For patients suffering from bone marrow failure disorders such as aplastic anemia and myelodysplastic syndromes, bone marrow stem cell transplants are a life saving therapy. The only problem is, according to North West Asian weekly, a person in need of such treatment has about a 1 in 50,000 chance of finding a match. Due to a lack of registered donors, Asians in the U.S., along with other minorities, are among those with lowest probability of a successful match.
Here’s the donor breakdown according to National Marrow Donor Program (NMDP) data from December 2008:
- 5.3 million White,
- 690,000 Latino,
- 550,000 Black,
- 520,000 Asian,
- 210,000 mixed race,
- 83,000 American Indian,
- 10,000 Pacific Islander
Asians and Pacific Islanders make up roughly 7 percent of the 7 million bone marrow donors nationwide.
Dr. John Choe at the University of Washington School of Medicine:
“Successful treatment of leukemia, lymphoma, and other blood disorders depends on finding a donor who has very similar tissue types as the patient — that is, it depends on finding a close ‘match,”
Siblings are the most likely match, with other direct relatives also more likely to be compatible. Though less probable, complete strangers with similar ancestry can also be a life saving match, this is why the NMDP is so important.
Choe and his colleagues have some ideas as to why Asians are so underrepresented on the NMDP:
“Our preliminary research has found that there is much fear about the pain and discomfort about donation … there are also cultural taboos against donation related to Confucian ideas about maintaining the [body’s] sanctity as a way of respecting ancestors,”
New procedures have virtually eliminated the pain of marrow donation.

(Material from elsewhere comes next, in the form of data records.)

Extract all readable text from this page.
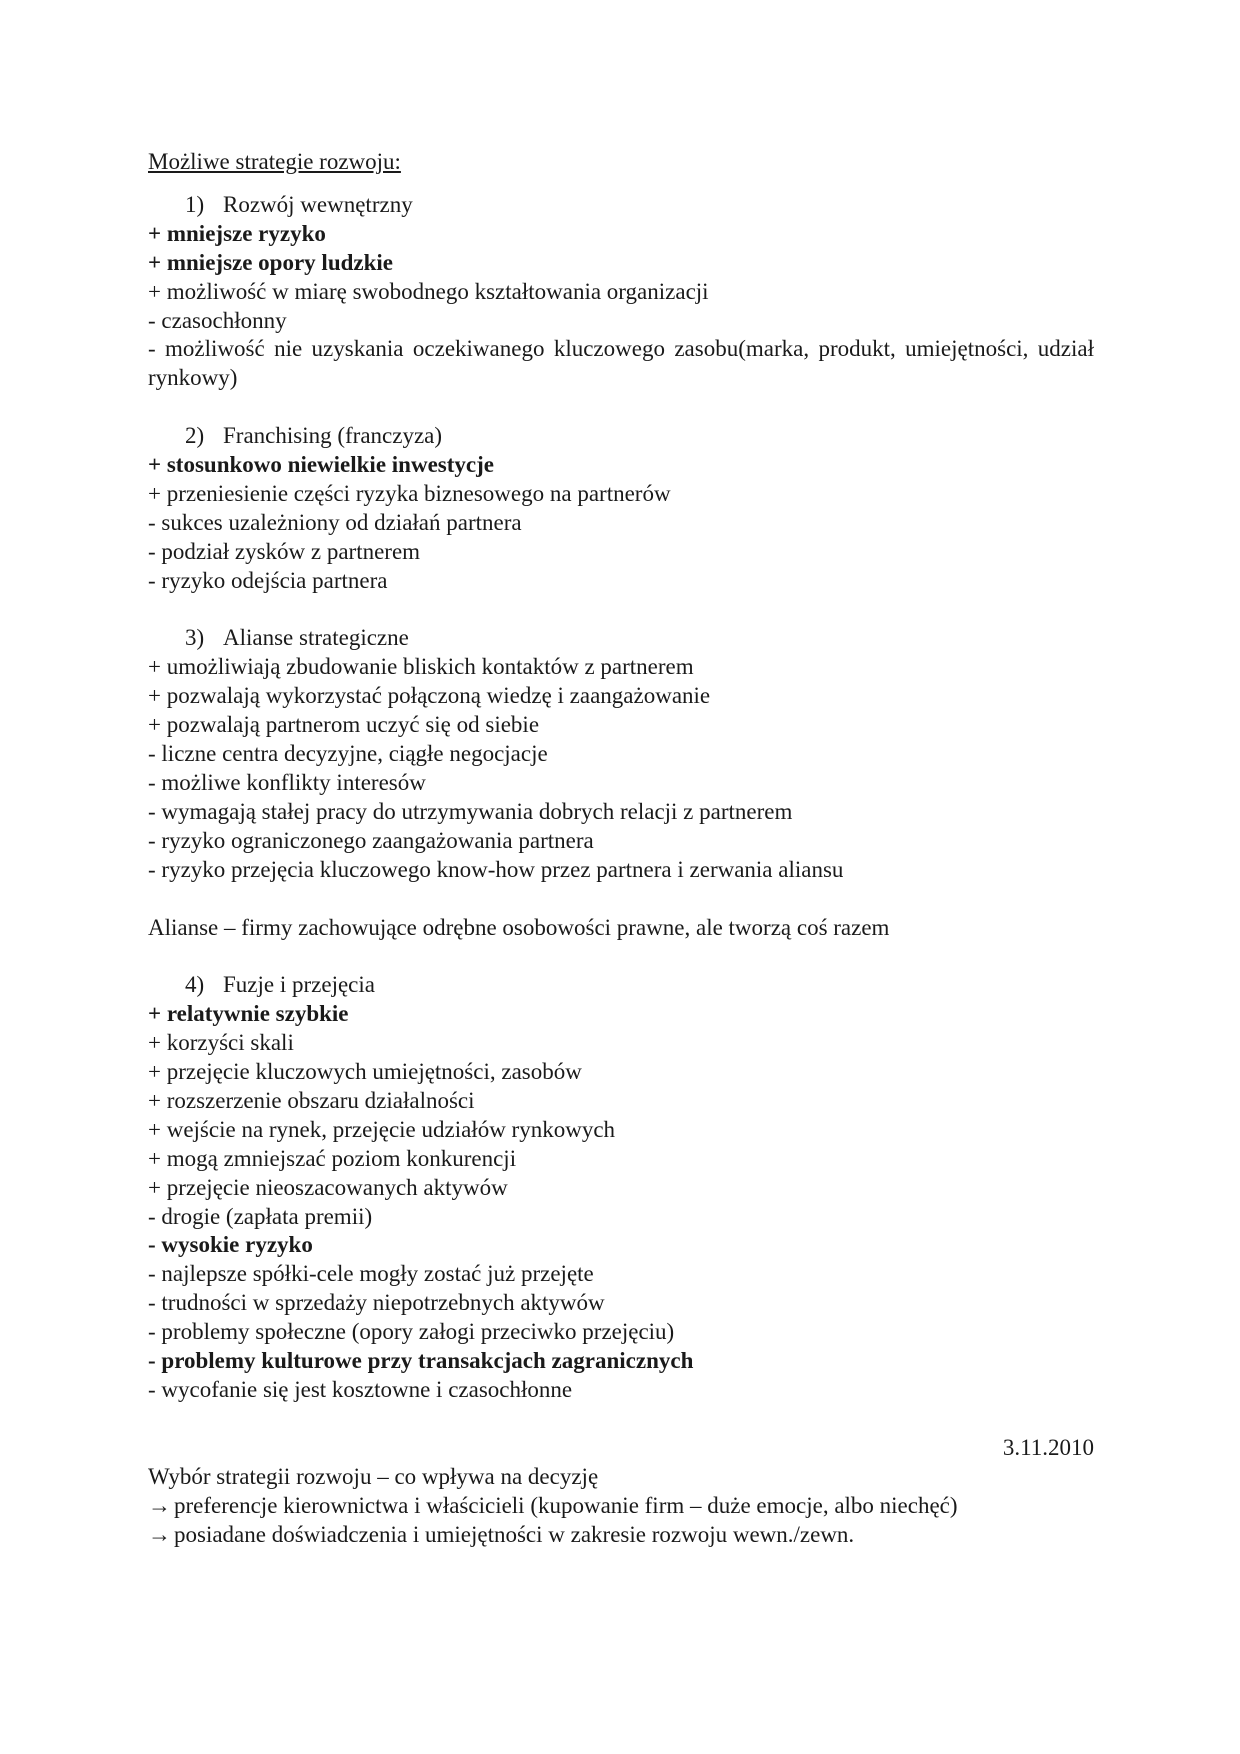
Możliwe strategie rozwoju:
1) Rozwój wewnętrzny
+ mniejsze ryzyko
+ mniejsze opory ludzkie
+ możliwość w miarę swobodnego kształtowania organizacji
- czasochłonny
- możliwość nie uzyskania oczekiwanego kluczowego zasobu(marka, produkt, umiejętności, udział rynkowy)
2) Franchising (franczyza)
+ stosunkowo niewielkie inwestycje
+ przeniesienie części ryzyka biznesowego na partnerów
- sukces uzależniony od działań partnera
- podział zysków z partnerem
- ryzyko odejścia partnera
3) Alianse strategiczne
+ umożliwiają zbudowanie bliskich kontaktów z partnerem
+ pozwalają wykorzystać połączoną wiedzę i zaangażowanie
+ pozwalają partnerom uczyć się od siebie
- liczne centra decyzyjne, ciągłe negocjacje
- możliwe konflikty interesów
- wymagają stałej pracy do utrzymywania dobrych relacji z partnerem
- ryzyko ograniczonego zaangażowania partnera
- ryzyko przejęcia kluczowego know-how przez partnera i zerwania aliansu
Alianse – firmy zachowujące odrębne osobowości prawne, ale tworzą coś razem
4) Fuzje i przejęcia
+ relatywnie szybkie
+ korzyści skali
+ przejęcie kluczowych umiejętności, zasobów
+ rozszerzenie obszaru działalności
+ wejście na rynek, przejęcie udziałów rynkowych
+ mogą zmniejszać poziom konkurencji
+ przejęcie nieoszacowanych aktywów
- drogie (zapłata premii)
- wysokie ryzyko
- najlepsze spółki-cele mogły zostać już przejęte
- trudności w sprzedaży niepotrzebnych aktywów
- problemy społeczne (opory załogi przeciwko przejęciu)
- problemy kulturowe przy transakcjach zagranicznych
- wycofanie się jest kosztowne i czasochłonne
3.11.2010
Wybór strategii rozwoju – co wpływa na decyzję
→ preferencje kierownictwa i właścicieli (kupowanie firm – duże emocje, albo niechęć)
→ posiadane doświadczenia i umiejętności w zakresie rozwoju wewn./zewn.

Anh Nguyen Reiss, a 43-year-old Vietnamese immigrant, a mother, and an obstetrician/gynecologist in Houston, was diagnosed with Myelodysplastic Syndromes this year. She requires a matching Vietnamese stem cell donor to survive.
Huu Nguyen, Reiss’ brother and an attorney in New York, said the following:
“Asian donors are very underrepresented, the percentage is even smaller for Vietnamese donors. None of the 16,000 Vietnamese donors in the national registry matched with Anh.”
Anh Nguyen Reiss:
“Education and awareness in the community is a big problem, especially in immigrant communities, if you are an immigrant working-class mother, how do you have the resources and time to set up a bone marrow drive if one of your family members is in need?”
According to North West Asian Weekly, due to language and cultural barriers, information is difficult to access for Asians in the U.S., specifically in the immigrant communities.
Anh Nguyen Reiss:
“We need more Asian volunteers who speak Asian languages, and have to put out flyers in grocery stores and video stores, not just e-mails.”
Advances in medical procedures have greatly simplified and improved the process of bone marrow stem cell donation, making it a painless procedure with little or no recovery time required. Now is a great time to join the NMDP and perhaps save a life.